◆「執事」といったら、どこの国を思い浮かべますか?おそらく、多くの人が「イギリス」と答えると思います。ご主人様に忠実に仕え、常に冷静沈着。パリッとした服に身を包み、アフタヌーンティの準備のために、てきぱきと使用人に指示を出す、というのが執事のステレオタイプではないでしょうか。
使用人には、上は執事や女中頭、家庭教師から、下は馬車の御者や女中まで様々な職種があり、多くの人がこの仕事に従事していました。18~19世紀のイギリスでは、多いときで、10歳以上の女性の10人に1人がこの仕事についていたようです(19世紀末)。一般に、弁護士など中流階級なら数人、地主なら数十人が1つの家に仕えていたようですが、大貴族ともなると3桁の使用人を雇っていたというから驚きです。
本集は、使用人という側面から、イギリスの歴史を明らかにしようとしています。そもそも、なぜ使用人の本場はイギリスといわれるのか、から始まり、彼らのお給料や生活実態、主人との関係など、興味深く書かれています。
◆先日、『アルバート氏の人生』という19世紀のアイルランドを舞台にした、使用人(厳密に言うといわゆる家事使用人ではなく、ホテルのスタッフなのですが)が主役の映画をみました。そのときに、使用人が主人に酷い扱いを受けても、その職場に留まろうとしているのを観て疑問に思いました。なぜ、こんな扱いをされても耐えているのか、いまいちピンときなかったのです。

本書を読んで、その理由がわかりました。確かに、使用人の仕事は重労働で、厳しいものでしたが、当時の仕事としてはマシな方だった、というのが理由のようです。当時のイギリスは世界の工場ですから、製造業が主軸です。そのため、石炭を掘るための鉱山や工場で働く労働者が大勢いましたが、空気も悪く、重労働で、機械を使うため、怪我や病気の危険性も高かったわけです。
それに比べれば、主人である貴族やブルジョワの家での寝食を保障され、ときにはチップやご馳走の食べ残し、ビールの拝借などの役得があった使用人は、最底辺の仕事ではなかったわけです。
▼18世紀の女中
◆本書の最後では、現代に残る使用人についてまとめられています。印象的だったのはナニーと呼ばれる乳母が、現代にもけっこうな需要があるという部分。乳母といってもお乳をあげるのではなく、もっぱら育児が専門です。保育士の出張版というのに近いのでしょうか。
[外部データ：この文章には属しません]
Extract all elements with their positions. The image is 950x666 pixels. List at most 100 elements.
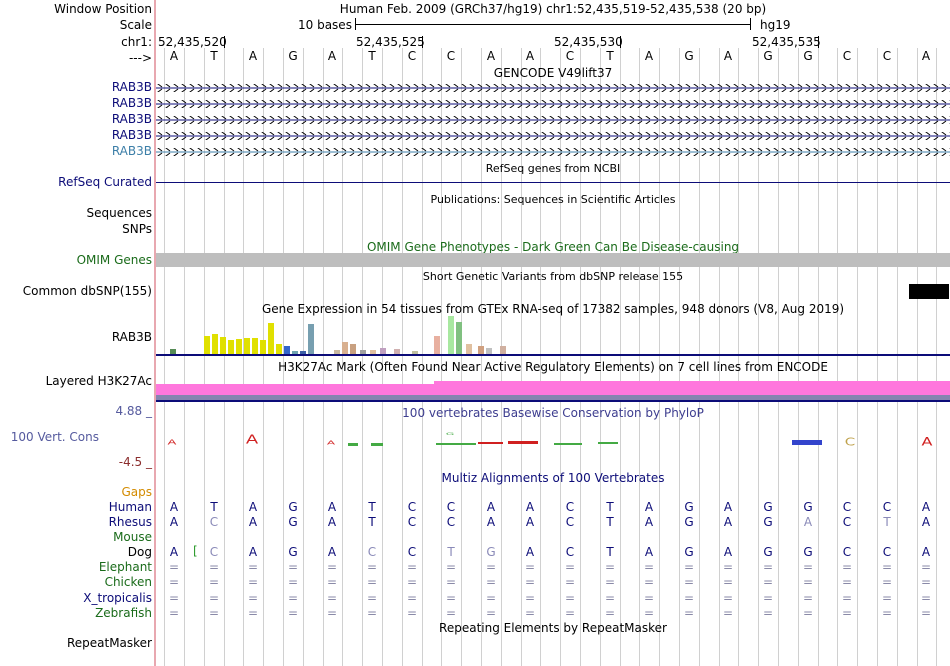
track-label-conservation[interactable]: 100 Vert. Cons bbox=[10, 430, 99, 444]
track-label-repeatmasker[interactable]: RepeatMasker bbox=[66, 636, 152, 650]
gtex-bar[interactable] bbox=[300, 351, 306, 354]
species-label-x-tropicalis[interactable]: X_tropicalis bbox=[83, 591, 152, 605]
refseq-gene-line[interactable] bbox=[156, 182, 950, 183]
svg-text:A: A bbox=[327, 440, 336, 446]
ruler-tick-label: 52,435,535 bbox=[752, 35, 821, 49]
gtex-bar[interactable] bbox=[380, 348, 386, 354]
browser-image[interactable]: Human Feb. 2009 (GRCh37/hg19) chr1:52,43… bbox=[156, 0, 950, 666]
gtex-bar[interactable] bbox=[466, 344, 472, 354]
h3k27ac-signal[interactable] bbox=[156, 375, 950, 403]
alignment-base: A bbox=[525, 515, 535, 529]
track-label-gencode[interactable]: RAB3B bbox=[111, 144, 152, 158]
gtex-bar[interactable] bbox=[268, 323, 274, 354]
alignment-base: = bbox=[643, 575, 655, 589]
svg-text:A: A bbox=[168, 438, 178, 446]
species-label-mouse[interactable]: Mouse bbox=[113, 530, 152, 544]
gtex-bar[interactable] bbox=[370, 350, 376, 354]
alignment-base: = bbox=[485, 591, 497, 605]
grid-line bbox=[936, 48, 937, 666]
dbsnp-variant[interactable] bbox=[909, 284, 949, 299]
gtex-bar[interactable] bbox=[212, 334, 218, 354]
gtex-bar[interactable] bbox=[500, 346, 506, 354]
gtex-bar[interactable] bbox=[292, 351, 298, 354]
alignment-base: = bbox=[881, 575, 893, 589]
reference-base: T bbox=[210, 49, 218, 63]
gtex-bar[interactable] bbox=[394, 349, 400, 354]
species-label-chicken[interactable]: Chicken bbox=[104, 575, 152, 589]
track-label-h3k27ac[interactable]: Layered H3K27Ac bbox=[45, 374, 152, 388]
alignment-base: = bbox=[445, 560, 457, 574]
omim-gene-bar[interactable] bbox=[156, 253, 950, 267]
alignment-base: A bbox=[486, 500, 496, 514]
track-label-gencode[interactable]: RAB3B bbox=[111, 128, 152, 142]
gtex-bar[interactable] bbox=[308, 324, 314, 354]
track-label-gtex[interactable]: RAB3B bbox=[111, 330, 152, 344]
gtex-bar[interactable] bbox=[456, 322, 462, 354]
alignment-base: C bbox=[209, 545, 219, 559]
track-label-gencode[interactable]: RAB3B bbox=[111, 80, 152, 94]
grid-line bbox=[818, 48, 819, 666]
track-label-dbsnp[interactable]: Common dbSNP(155) bbox=[22, 284, 152, 298]
gtex-bar[interactable] bbox=[252, 338, 258, 354]
track-label-gencode[interactable]: RAB3B bbox=[111, 96, 152, 110]
alignment-base: A bbox=[803, 515, 813, 529]
grid-line bbox=[501, 48, 502, 666]
gtex-bar[interactable] bbox=[204, 336, 210, 354]
gtex-bar[interactable] bbox=[236, 339, 242, 354]
track-label-gaps[interactable]: Gaps bbox=[121, 485, 152, 499]
track-label-sequences[interactable]: Sequences bbox=[86, 206, 152, 220]
grid-line bbox=[738, 48, 739, 666]
alignment-base: = bbox=[366, 575, 378, 589]
alignment-base: G bbox=[684, 545, 694, 559]
gtex-bar-chart[interactable] bbox=[156, 316, 950, 354]
track-label-omim[interactable]: OMIM Genes bbox=[76, 253, 152, 267]
gtex-bar[interactable] bbox=[284, 346, 290, 354]
gtex-bar[interactable] bbox=[342, 342, 348, 354]
track-label-snps[interactable]: SNPs bbox=[122, 222, 152, 236]
track-label-refseq[interactable]: RefSeq Curated bbox=[58, 175, 152, 189]
alignment-base: C bbox=[446, 515, 456, 529]
gtex-bar[interactable] bbox=[478, 346, 484, 354]
grid-line bbox=[362, 48, 363, 666]
species-label-dog[interactable]: Dog bbox=[127, 545, 152, 559]
grid-line bbox=[679, 48, 680, 666]
track-label-gencode[interactable]: RAB3B bbox=[111, 112, 152, 126]
gtex-bar[interactable] bbox=[220, 337, 226, 354]
grid-line bbox=[422, 48, 423, 666]
grid-line bbox=[639, 48, 640, 666]
grid-line bbox=[877, 48, 878, 666]
gtex-bar[interactable] bbox=[276, 344, 282, 354]
gtex-bar[interactable] bbox=[170, 349, 176, 354]
gtex-bar[interactable] bbox=[228, 340, 234, 354]
alignment-base: = bbox=[168, 575, 180, 589]
alignment-base: = bbox=[445, 606, 457, 620]
gencode-transcripts[interactable] bbox=[156, 80, 950, 160]
alignment-base: T bbox=[210, 500, 218, 514]
alignment-base: = bbox=[247, 575, 259, 589]
species-label-zebrafish[interactable]: Zebrafish bbox=[95, 606, 152, 620]
gtex-bar[interactable] bbox=[360, 350, 366, 354]
species-label-human[interactable]: Human bbox=[108, 500, 152, 514]
alignment-base: = bbox=[208, 560, 220, 574]
gtex-bar[interactable] bbox=[486, 348, 492, 354]
grid-line bbox=[897, 48, 898, 666]
alignment-base: C bbox=[209, 515, 219, 529]
gencode-title: GENCODE V49lift37 bbox=[493, 66, 613, 80]
gtex-bar[interactable] bbox=[350, 344, 356, 354]
alignment-base: A bbox=[723, 515, 733, 529]
gtex-bar[interactable] bbox=[448, 316, 454, 354]
gtex-bar[interactable] bbox=[260, 340, 266, 354]
alignment-base: C bbox=[367, 545, 377, 559]
gtex-bar[interactable] bbox=[334, 350, 340, 354]
gtex-bar[interactable] bbox=[412, 351, 418, 354]
species-label-rhesus[interactable]: Rhesus bbox=[108, 515, 152, 529]
ruler-tick bbox=[422, 36, 423, 48]
species-label-elephant[interactable]: Elephant bbox=[98, 560, 152, 574]
conservation-logo[interactable]: A A A G C A bbox=[156, 430, 950, 452]
gtex-bar[interactable] bbox=[244, 338, 250, 354]
alignment-base: = bbox=[287, 606, 299, 620]
reference-base: G bbox=[763, 49, 773, 63]
gtex-bar[interactable] bbox=[434, 336, 440, 354]
alignment-base: = bbox=[683, 591, 695, 605]
alignment-base: T bbox=[368, 500, 376, 514]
共働きの家庭が増える中で、保育を専門的に担う人への需要が大きいようです。けっこうな出費になるので、複数の家庭でまとめて1人のナニーを雇うこともあるんだそうです。ナニー専門の養成学校まであるそうで、そこを卒業したナニーはあちこちで引っ張りだこだとか。日本とはずいぶん様子が違って、興味深いですね。